Frying Pan News rounds up how some key partisan organizations have endorsed on all of California's ballot measures.
Voters in San Jose and Long Beach will also have the opportunity to raise the minimum wage. [Edit: the Long Beach measure applies only to workers in hotels with more than 100 rooms.]
Albuquerque, New Mexico
As I wrote Saturday, Albuquerque has a ballot question raising the city's minimum wage to $8.50 an hour, tying it to inflation, and increasing the minimum wage for tipped workers to 60 percent of the regular minimum over two years.
Idaho
Idaho, which has in Superintendent of Public Instruction Tom Luna one of the worst education villains in the country, has three education-related measures. Leonie Haimson of Class Size Matters writes that:
In Idaho, parents should vote NO on Propositions 1, 2, and 3: Proposition One would limit the rights of teachers to collectively bargain over working conditions like class size, would effectively eliminate their job security and base their evaluation largely on test scores. Proposition Two would implement damaging and wasteful merit pay. Proposition Three would spend yet more funding on requiring online learning for students, which was passed into law after substantial contributions from for-profit virtual learning companies to the state’s Superintendent of Public Instruction Tom Luna. Many of the same companies, including K12 Inc., have given funds to push this proposition, along with NYC Mayor Michael Bloomberg, who contributed $200,000. Their involvement was only disclosed after a court order demanding that the shadowy group pushing these propositions reveal its donors.
Washington
Washington state voters and the state legislature have repeatedly rejected charter school measures, but they keep coming back, zombie-like. Initiative 1240 is the latest effort to authorize charter schools in Washington; a No blocks that yet again. More from Leonie Haimson:
Bill Gates and his cronies remain determined to overturn the popular will, and have contributed nearly $11 MILLION to achieve this end. Gates himself has given more than $3 million to the campaign, Alice Walton of Walmart fame has kicked in another $1.7 million, and Gates’ buddies Paul Allen of Microsoft and the Bezos family at Amazon.com have donated millions more. 91 percent of the funding for the massive campaign of this initiative has come from just ten people, all of them billionaires.
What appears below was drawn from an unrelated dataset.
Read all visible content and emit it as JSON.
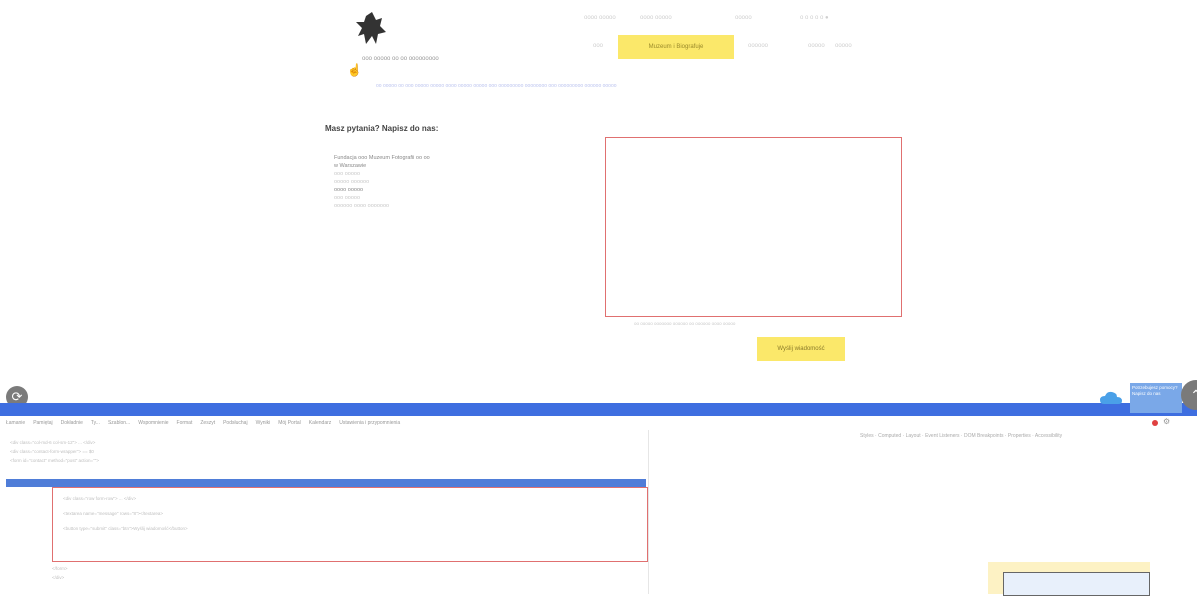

Meanwhile, those opposing the initiative include the Washington State PTA, the State Democratic Party, the League of Women Voters, the state Association of School Administrators, the state’s principals, the state teachers union, the Seattle NAACP, El Centro do la Raza, the Seattle Public Schools superintendent and countless school boards. They point out how this initiative would further drain resources from the public schools, which have already been found to be constitutionally underfunded by the courts, and would take accountability out of public hands.
Georgia
Sticking with Leonie Haimson's writeup:
In Georgia, parents should vote NO on Amendment 1, which would create an appointed commission with the power to authorize charter schools over the opposition of democratically-elected local school boards and the state Board of Education. This constitutional amendment is opposed by the state PTA, the state School Superintendent, the Georgia School Boards Association, and many civil rights groups, who explain how this measure would divert hundreds of millions of dollars annually from the public schools, and into the hands of for-profit corporations, many of them with a lousy record of the schools they currently run, like K12 Inc.